Second, those countries that have been broken up have not been federative. Their people were disenchanted with their systems or with their central government's oppressiveness and that's why they chose to go their own ways. We see in Switzerland or in Canada or India where federalism is working well. Where democracy and federalism exist, the people might see no need for secession.
You also notice that in the last few centuries, whenever we've had chunks of the country splitting off [from Iran], this has been invariably a direct result of state policies and not the struggle of the nationalities for independence. In our opinion, not only is federalism not a recipe for disintegration, it actually cements national unity since the people living in a national framework see the country as their own. If you get the rights of a people trampled upon, you get the threat of secession too. That's why in our opinion the best guarantor of national unity, contrary to what some of our compatriots suggest, is creating local governments and allowing the local people to participate in running their own affairs.
This is like an insurance policy against separatist tendencies.
Another issue raised by your detractors has to do with your alleged ties with U.S. neo-con circles. They point to the message of congratulation you sent to George Bush after his reelection -- in contrast with Barack Obama -- as proof of your willingness to cooperate with anyone, perhaps even Israel, that works against the regime or for the breakup of the country. Are you in principle willing to work with anyone opposed to the Islamic Republic of Iran...?

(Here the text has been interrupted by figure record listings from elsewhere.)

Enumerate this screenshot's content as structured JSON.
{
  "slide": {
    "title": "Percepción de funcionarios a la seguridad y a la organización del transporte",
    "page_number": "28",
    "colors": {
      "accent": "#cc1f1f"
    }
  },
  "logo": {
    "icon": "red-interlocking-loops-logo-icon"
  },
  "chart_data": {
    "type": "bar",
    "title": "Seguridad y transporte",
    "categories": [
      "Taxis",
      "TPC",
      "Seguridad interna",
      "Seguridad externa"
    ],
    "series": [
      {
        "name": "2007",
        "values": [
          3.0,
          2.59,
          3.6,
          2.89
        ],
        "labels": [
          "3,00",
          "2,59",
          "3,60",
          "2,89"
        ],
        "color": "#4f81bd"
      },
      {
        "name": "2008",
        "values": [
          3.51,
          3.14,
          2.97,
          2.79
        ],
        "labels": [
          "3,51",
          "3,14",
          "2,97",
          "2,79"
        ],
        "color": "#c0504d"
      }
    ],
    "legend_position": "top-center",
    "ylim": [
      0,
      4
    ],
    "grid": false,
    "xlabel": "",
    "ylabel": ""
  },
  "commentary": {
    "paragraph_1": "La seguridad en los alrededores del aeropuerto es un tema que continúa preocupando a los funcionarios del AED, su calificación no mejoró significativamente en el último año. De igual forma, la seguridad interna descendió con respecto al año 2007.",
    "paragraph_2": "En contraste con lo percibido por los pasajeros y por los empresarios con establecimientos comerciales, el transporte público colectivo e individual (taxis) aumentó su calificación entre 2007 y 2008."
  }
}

First, I also sent President Obama a letter of congratulation upon his victory. The difference was that President George Bush responded directly and immediately while Mr. Obama's response was broad. In general, we send letters to most European and American heads of state on important occasions. We believe that it is necessary to secure the support of democratic countries in order to reach the goal of a free and federal Iran. We need their support in the face of a violent and undemocratic regime and we seek it in our meetings with them. We welcome this kind of support if it leads to the establishment of democracy and federalism in Iran.

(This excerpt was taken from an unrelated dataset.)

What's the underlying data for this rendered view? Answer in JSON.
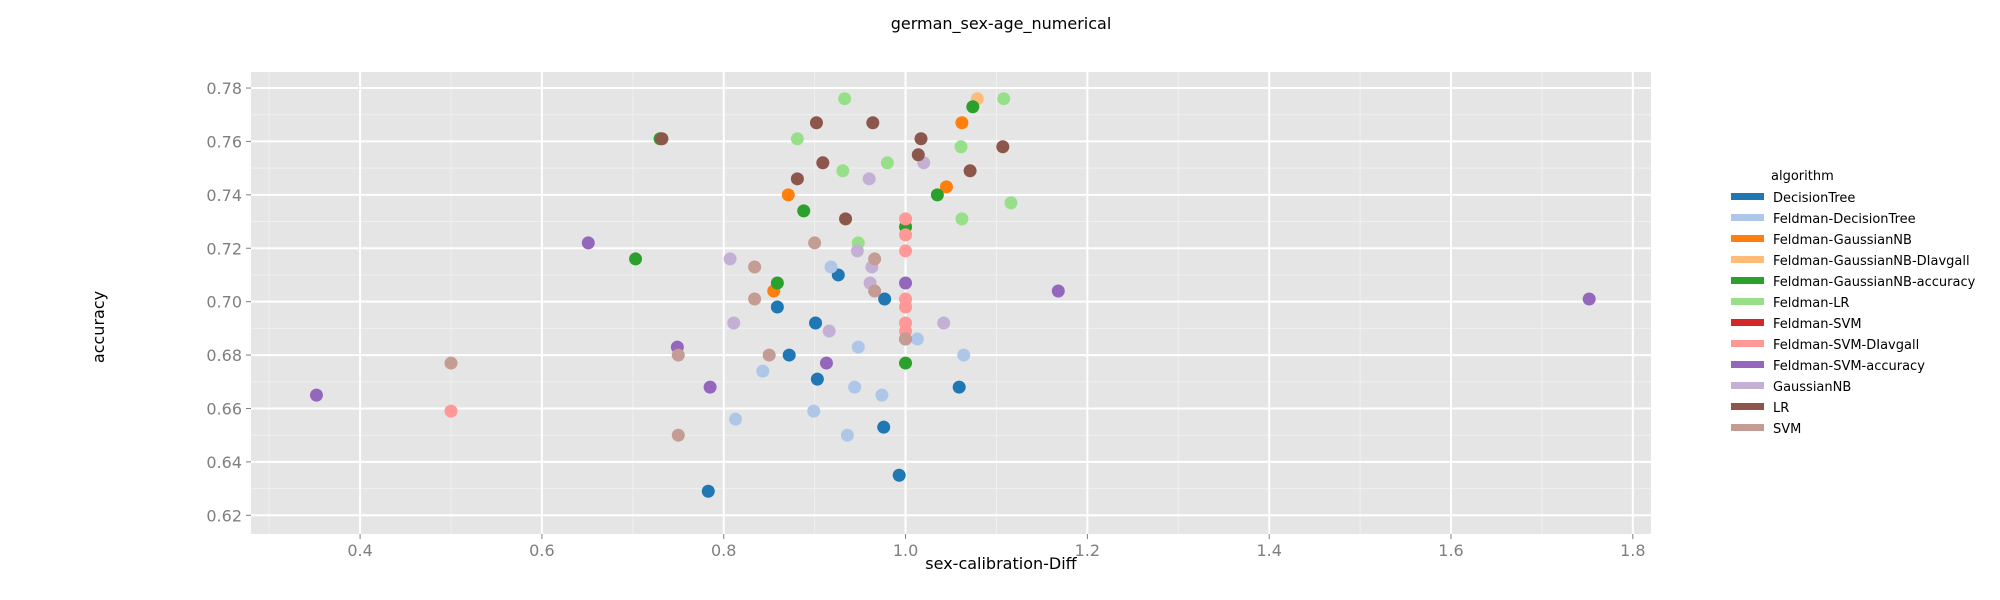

Let's look at the two Iraqi Kurdish parties that jointly run the KRG [Kurdish Regional Government]. Many people believe there wouldn't be a KRG today without the support of NATO and U.S. forces. Is this the sort of model you favor for Iranian Kurdistan?

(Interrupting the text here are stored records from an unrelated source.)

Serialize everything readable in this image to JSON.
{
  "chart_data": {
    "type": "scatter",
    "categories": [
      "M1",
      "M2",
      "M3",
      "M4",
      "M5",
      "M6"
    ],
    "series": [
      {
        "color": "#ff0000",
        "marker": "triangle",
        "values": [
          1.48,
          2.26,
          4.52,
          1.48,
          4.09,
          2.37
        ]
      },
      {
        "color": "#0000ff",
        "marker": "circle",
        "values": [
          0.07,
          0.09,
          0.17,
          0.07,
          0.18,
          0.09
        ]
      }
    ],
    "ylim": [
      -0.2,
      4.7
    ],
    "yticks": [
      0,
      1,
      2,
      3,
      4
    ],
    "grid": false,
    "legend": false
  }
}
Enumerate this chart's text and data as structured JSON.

The KRG came about because the local population wanted it and fought for it. It is different from a case of foreign invasion or intervention. When we seek foreign assistance, it is not just military assistance.
But military assistance could be part of it?
No. We think if Western governments helped, say, in the area of media, or in promoting our party and other democracy-seeking forces, and in uniting them, or other such activities, I think the Iranian people could free themselves on their own.
Let's look at a case where, for example, the U.S. military sends troops to Iranian Kurdistan or a no-flight zone is set up in Iranian Kurdistan. What would be your party's reaction to such a move?
I could not pass a judgment on this. Political situations are such that we could not predict what the future holds or what the international situation will be like or what the U.S.'s intentions with such a move would be. There are many unknowns and we can not pass a judgment on these right now.
We don't want to discuss the modality of such a move but to look at it hypothetically. Let's say it has occurred today. Would you condone it, condemn it, or stay neutral?
As I said, it doesn't make sense to speak of a development such as this without knowing all the parameters involved in creating it.